The leader of the new movement has been nicknamed after South American revolutionary Che Guevara, and has seen success despite dropping out of school at a young age.
"I am not Che, I just am a simple activist demanding his rights — I have a brother who committed suicide along with four other friends in my neighborhood who did," said Tahar Belabes, who comes from the southern oil city of Ouargla, where the largest protests have been.
"I want people to apply the principles and actions of Che, but not to dress up like him with berets and do nothing," he said in the rough accent of the south, a traditionally neglected area.
The government has used its familiar methods to quiet the movement, announcing thousands of new police recruit jobs in Ouargla and low interest loans for unemployed youths looking to start businesses.
Far from appeasing Belabes and his movement, however, the measures have only made the activists more political, expanding their demands beyond jobs.
"We are calling for change in the regime because we believe that there is corruption throughout the government," he said, adding that the plan was to coordinate with groups all over the country and start holding new protests everywhere.

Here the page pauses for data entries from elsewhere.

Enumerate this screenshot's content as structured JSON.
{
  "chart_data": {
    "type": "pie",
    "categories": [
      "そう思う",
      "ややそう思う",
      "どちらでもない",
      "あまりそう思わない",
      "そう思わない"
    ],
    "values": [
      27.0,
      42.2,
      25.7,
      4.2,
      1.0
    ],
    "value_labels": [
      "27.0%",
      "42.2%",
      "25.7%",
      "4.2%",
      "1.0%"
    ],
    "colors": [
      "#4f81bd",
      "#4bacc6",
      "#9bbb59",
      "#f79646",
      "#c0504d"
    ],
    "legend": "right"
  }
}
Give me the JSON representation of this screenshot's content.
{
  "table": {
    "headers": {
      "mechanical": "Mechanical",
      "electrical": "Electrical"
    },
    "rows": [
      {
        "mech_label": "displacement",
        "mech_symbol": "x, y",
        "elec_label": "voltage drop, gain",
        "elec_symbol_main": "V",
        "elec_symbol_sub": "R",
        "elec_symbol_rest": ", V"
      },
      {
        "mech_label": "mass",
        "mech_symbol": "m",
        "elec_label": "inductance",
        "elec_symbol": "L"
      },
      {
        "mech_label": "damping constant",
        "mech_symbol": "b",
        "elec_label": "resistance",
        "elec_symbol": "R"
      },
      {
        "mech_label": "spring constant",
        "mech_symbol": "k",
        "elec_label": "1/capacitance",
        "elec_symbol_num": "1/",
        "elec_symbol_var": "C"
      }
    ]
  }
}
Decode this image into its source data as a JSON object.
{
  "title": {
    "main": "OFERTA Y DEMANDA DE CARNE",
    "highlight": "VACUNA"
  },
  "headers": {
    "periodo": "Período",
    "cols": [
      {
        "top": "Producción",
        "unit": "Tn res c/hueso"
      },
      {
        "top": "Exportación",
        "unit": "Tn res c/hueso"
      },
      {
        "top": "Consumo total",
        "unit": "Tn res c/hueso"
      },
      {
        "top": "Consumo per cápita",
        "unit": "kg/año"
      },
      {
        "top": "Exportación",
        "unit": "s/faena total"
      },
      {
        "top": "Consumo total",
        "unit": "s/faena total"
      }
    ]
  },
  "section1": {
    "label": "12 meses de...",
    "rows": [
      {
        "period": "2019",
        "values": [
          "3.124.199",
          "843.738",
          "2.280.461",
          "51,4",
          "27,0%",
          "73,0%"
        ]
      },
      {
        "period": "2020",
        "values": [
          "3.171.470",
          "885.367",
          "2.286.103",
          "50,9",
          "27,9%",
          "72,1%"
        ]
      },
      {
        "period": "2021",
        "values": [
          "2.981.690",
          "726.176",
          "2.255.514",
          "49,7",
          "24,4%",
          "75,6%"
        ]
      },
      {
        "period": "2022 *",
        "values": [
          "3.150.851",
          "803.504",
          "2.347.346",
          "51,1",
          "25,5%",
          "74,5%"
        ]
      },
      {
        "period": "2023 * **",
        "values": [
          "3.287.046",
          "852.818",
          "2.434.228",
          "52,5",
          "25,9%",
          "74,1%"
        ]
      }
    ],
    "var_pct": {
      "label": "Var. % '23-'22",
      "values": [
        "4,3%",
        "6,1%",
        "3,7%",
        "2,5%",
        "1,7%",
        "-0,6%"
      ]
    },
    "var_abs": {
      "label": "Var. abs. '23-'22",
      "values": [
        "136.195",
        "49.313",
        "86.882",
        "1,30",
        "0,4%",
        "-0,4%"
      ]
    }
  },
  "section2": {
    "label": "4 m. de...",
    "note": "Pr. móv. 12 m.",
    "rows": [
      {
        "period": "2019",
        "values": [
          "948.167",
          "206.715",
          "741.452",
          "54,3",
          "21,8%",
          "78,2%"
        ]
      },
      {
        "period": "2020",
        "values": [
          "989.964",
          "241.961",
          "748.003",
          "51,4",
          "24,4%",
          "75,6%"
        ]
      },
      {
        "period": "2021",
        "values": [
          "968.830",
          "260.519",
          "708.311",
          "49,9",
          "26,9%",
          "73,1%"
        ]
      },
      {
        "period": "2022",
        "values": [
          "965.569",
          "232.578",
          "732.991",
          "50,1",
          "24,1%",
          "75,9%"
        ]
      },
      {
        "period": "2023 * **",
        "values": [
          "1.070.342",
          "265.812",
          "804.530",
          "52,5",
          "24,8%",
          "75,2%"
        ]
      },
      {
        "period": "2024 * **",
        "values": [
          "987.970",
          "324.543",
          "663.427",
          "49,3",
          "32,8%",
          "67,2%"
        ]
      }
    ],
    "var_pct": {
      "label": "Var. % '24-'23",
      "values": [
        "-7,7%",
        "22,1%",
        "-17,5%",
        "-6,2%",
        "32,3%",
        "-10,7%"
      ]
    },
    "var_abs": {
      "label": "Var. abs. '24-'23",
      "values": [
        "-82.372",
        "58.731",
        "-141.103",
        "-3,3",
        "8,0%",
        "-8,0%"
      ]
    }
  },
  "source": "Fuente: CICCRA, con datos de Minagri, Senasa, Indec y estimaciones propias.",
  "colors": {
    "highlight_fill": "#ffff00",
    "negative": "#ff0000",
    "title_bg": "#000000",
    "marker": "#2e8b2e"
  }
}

Whether the movement is eventually repressed or coopted is less important than how it shows the pressures for change, said sociologist Nasser Djabi of Algiers University.
He said with Algeria's coffers filled with oil money it was a good time for wide-ranging reforms to engage the population and reinvigorate the economy so it can produce jobs. He acknowledged, however, that Algeria's leaders have been profoundly cautious about anything that would lessen their control.
"They could miss this moment for change and it could explode or not explode and we would just live in a time of chronic instability," said Djabi. "It is the end of a political generation ... it's the biological end of a system."